この「生徒とつながりながら」授業をすすめる感覚というのは当然ながら主たる題材である対話文に移ってからもそこに存在し続けた。文の音読をさせながらも生徒の音声を聞き取って、「ん?いやそういう音じゃなくてこういう音」という指導を即座に、しかも英語で加えるテンポの良さ、は私自身の授業のテンポにも引けをとらないものだ。発音指導を始めると本来の活動ができなくなる、などと誤解している教員は世の中に多いのだが、そんなことはまったくない。THやRがどういう調音なのかという宣言的知識をすでに与えてあれば、それをその瞬間手続的知識に変換させるためのフィードバックというのは、一回、ものの数秒でおわるのだから。
ペアにしてのにぎやかな活動も多かったが、ペアワークの間中、かれは教室じゅうを歩き回り、ペアの間に頭を突っ込んで音声を聞き取ってはフィードバックを繰り返す。的確にかつ瞬間的に。おそらくそのせいで、バズで聞こえてくる生徒同士のやり取りの発音もまずまずである。ペアワークの間はフィードバックの時間だ、という私が2年間口を酸っぱくしていっていたことをきちんと実践してくれている。

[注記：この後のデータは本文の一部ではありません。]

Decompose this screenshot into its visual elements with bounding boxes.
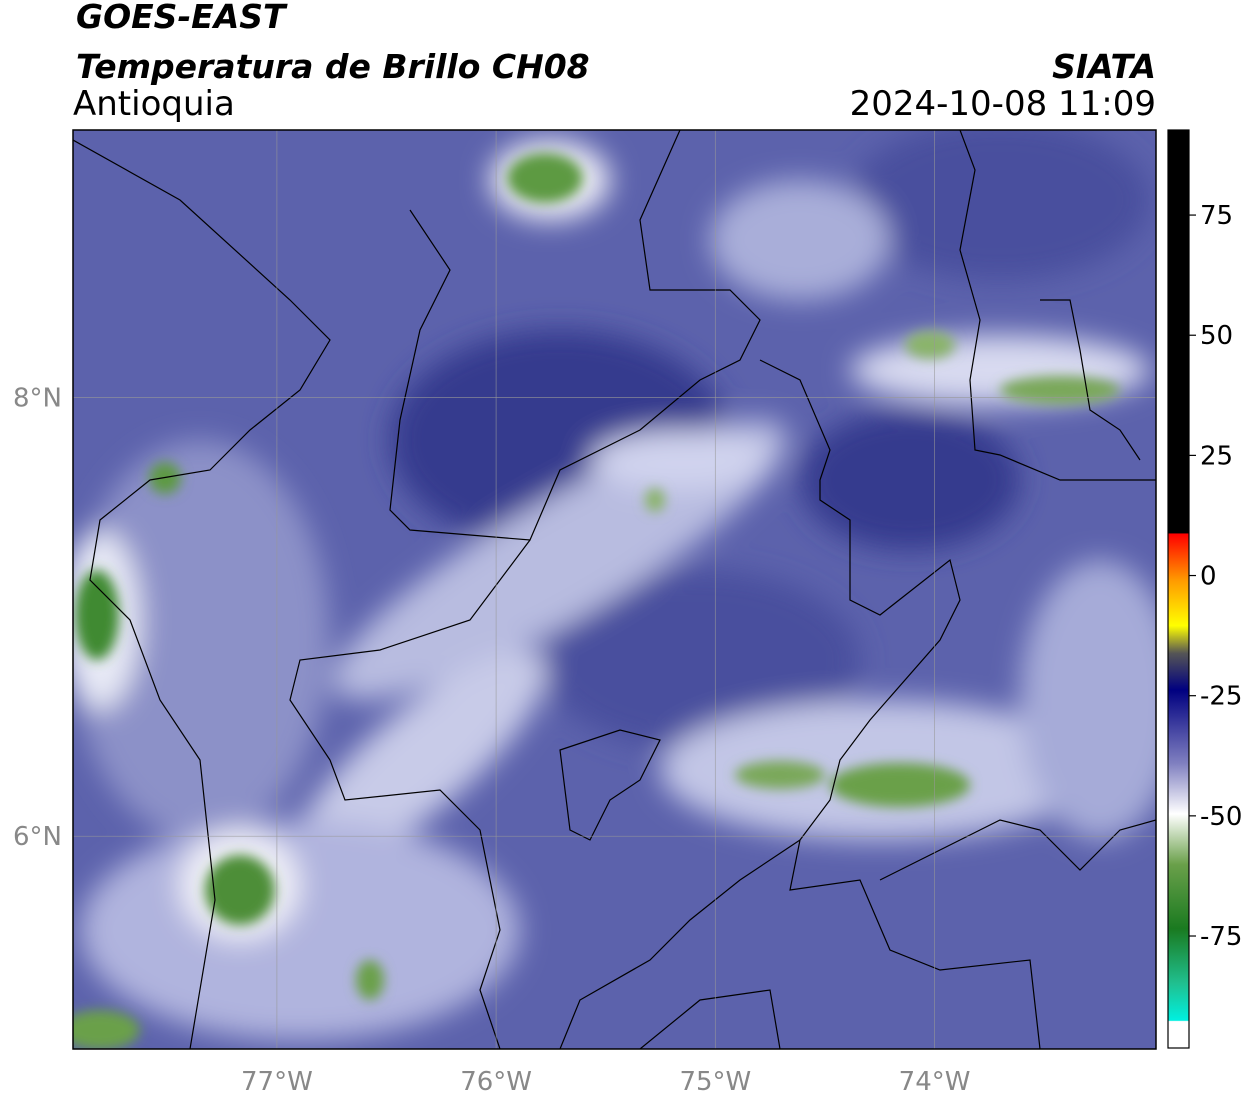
source-label: SIATA [1052, 47, 1156, 86]
y-tick-label: 6°N [13, 822, 62, 852]
map-ticks: 77°W 76°W 75°W 74°W 6°N 8°N [13, 384, 970, 1097]
datetime-label: 2024-10-08 11:09 [850, 84, 1156, 124]
satellite-label: GOES-EAST [76, 0, 288, 36]
x-tick-label: 77°W [241, 1067, 313, 1097]
colorbar-ticks: 75 50 25 0 -25 -50 -75 [1189, 201, 1242, 952]
satellite-image [73, 130, 1156, 1049]
colorbar-tick-label: 75 [1200, 201, 1233, 231]
colorbar-tick-label: 25 [1200, 441, 1233, 471]
colorbar [1167, 129, 1190, 1049]
x-tick-label: 75°W [679, 1067, 751, 1097]
title: Temperatura de Brillo CH08 [76, 47, 590, 86]
colorbar-tick-label: 0 [1200, 562, 1217, 592]
map-frame [72, 129, 1157, 1050]
borders [73, 130, 1156, 1049]
colorbar-tick-label: 50 [1200, 321, 1233, 351]
x-tick-label: 74°W [899, 1067, 971, 1097]
colorbar-tick-label: -25 [1200, 682, 1242, 712]
grid [73, 130, 1156, 1049]
x-tick-label: 76°W [460, 1067, 532, 1097]
colorbar-tick-label: -75 [1200, 922, 1242, 952]
colorbar-tick-label: -50 [1200, 802, 1242, 832]
region-label: Antioquia [73, 84, 235, 124]
y-tick-label: 8°N [13, 384, 62, 414]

そして最も良かったのは、音読の最終形として、スクリプトなしで路線図を指し示しながら、お互いの目を見ながら対話を再現してみる、という活動を持ってきており、その発音やリズムのクオリティもまずまず高いレベルでやりきったことである。対話文にしろ説明文にしろ、授業の最後にはノンバーバルなキューをもとに再現するのはルーテイーンにせよ、と教えているが、これもなかなかきちんとした形では取り入れられていた記憶はないので、今日の授業は印象に残るものだった。
彼は英語のうまさ・自然さに関してはうちのゼミ生の平均レベルにはかなわないのだが、表情力、声の表情力、目のちから、生徒との「つながり力」、効率的フィードバック力、はげまし力、親しみやすいキャラクター力、などの点において極めて優れている。
ああいう教員を育てることができたのは私にとっても喜びである。まずは小学校でスタートしても、おそらく中学教員としてデビューする日も遠くないだろう。